Потом берет ее за пышный зад и легко впихивает девицу прямо в кабину. Она начинает хохотать по-своему и падает прямо на меня. Я еле успеваю из-под нее выскользнуть. Водила тоже влезает в кабину и захлопывает за собой дверь. Черная девушка тут же с хохотом начинает расстегивать ему ширинку брюк.
— Да погоди ты, торопыга... — стыдливо поглядывая на меня, бормочет Водила. — Дай хоть окна занавешу... Не ровен час увидит кто... Неудобно же! Ну, вартен, вартен, кому говорю...

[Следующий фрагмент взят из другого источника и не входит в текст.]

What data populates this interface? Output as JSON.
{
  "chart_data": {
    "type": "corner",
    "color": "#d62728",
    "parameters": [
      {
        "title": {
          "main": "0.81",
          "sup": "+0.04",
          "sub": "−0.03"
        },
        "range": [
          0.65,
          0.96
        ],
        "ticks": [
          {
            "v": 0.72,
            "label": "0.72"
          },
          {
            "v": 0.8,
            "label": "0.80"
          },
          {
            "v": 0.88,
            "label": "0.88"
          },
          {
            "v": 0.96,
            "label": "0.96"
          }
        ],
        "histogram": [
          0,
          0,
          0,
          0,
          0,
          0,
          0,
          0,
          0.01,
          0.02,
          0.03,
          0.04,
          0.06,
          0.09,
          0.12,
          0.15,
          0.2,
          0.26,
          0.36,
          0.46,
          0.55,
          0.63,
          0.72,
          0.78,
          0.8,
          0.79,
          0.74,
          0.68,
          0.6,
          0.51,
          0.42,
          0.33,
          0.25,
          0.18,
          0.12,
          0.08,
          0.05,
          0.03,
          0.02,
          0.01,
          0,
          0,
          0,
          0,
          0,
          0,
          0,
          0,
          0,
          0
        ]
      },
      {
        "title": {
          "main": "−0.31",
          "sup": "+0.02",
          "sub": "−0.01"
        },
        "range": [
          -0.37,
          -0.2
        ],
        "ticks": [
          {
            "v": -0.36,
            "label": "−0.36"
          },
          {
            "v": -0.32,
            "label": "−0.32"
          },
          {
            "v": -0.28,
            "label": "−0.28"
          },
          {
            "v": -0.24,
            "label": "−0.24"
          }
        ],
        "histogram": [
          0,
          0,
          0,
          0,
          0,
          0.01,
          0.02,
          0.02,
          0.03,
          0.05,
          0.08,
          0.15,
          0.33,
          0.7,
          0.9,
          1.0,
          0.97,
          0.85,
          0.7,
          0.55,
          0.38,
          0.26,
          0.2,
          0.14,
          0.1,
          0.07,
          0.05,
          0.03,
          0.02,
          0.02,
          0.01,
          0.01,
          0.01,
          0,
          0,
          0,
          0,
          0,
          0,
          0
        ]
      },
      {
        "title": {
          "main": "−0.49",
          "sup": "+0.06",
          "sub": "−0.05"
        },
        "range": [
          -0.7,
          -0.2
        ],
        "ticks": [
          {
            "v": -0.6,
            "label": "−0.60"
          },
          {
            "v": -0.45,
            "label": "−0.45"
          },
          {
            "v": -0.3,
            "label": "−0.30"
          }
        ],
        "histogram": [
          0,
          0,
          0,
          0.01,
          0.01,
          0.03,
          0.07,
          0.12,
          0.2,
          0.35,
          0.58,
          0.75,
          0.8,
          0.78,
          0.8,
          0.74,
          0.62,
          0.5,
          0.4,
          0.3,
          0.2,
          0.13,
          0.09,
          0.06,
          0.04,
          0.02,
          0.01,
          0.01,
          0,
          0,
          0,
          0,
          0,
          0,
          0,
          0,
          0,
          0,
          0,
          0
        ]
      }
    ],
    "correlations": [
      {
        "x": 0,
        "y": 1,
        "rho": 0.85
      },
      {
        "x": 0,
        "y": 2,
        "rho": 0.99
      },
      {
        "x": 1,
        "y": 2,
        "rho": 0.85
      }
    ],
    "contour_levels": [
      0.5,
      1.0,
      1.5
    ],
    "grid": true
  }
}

Водила задергивает занавески на боковых окнах кабины, опускает плотную шторку на лобовом стекле и включает верхний плафон. Мягкий свет растекается по кабине. Теперь мы трое отделены от всего остального мира.
— Вот, познакомьтесь... Дарф их форштелен... — медленно и громко говорит Водила и показывает на меня пальцем. — Дас ист майне Кыся... Просекла? В смысле — ферштеен?.. Кыся!.. А ты кто?
И Водила потыкал пальцем в грудь этой черненькой. Та поняла это по-своему и тут же сбросила с себя маечку типа лифчика, юбочку, величиной с носовой платок, и какие-то кукольные трусики.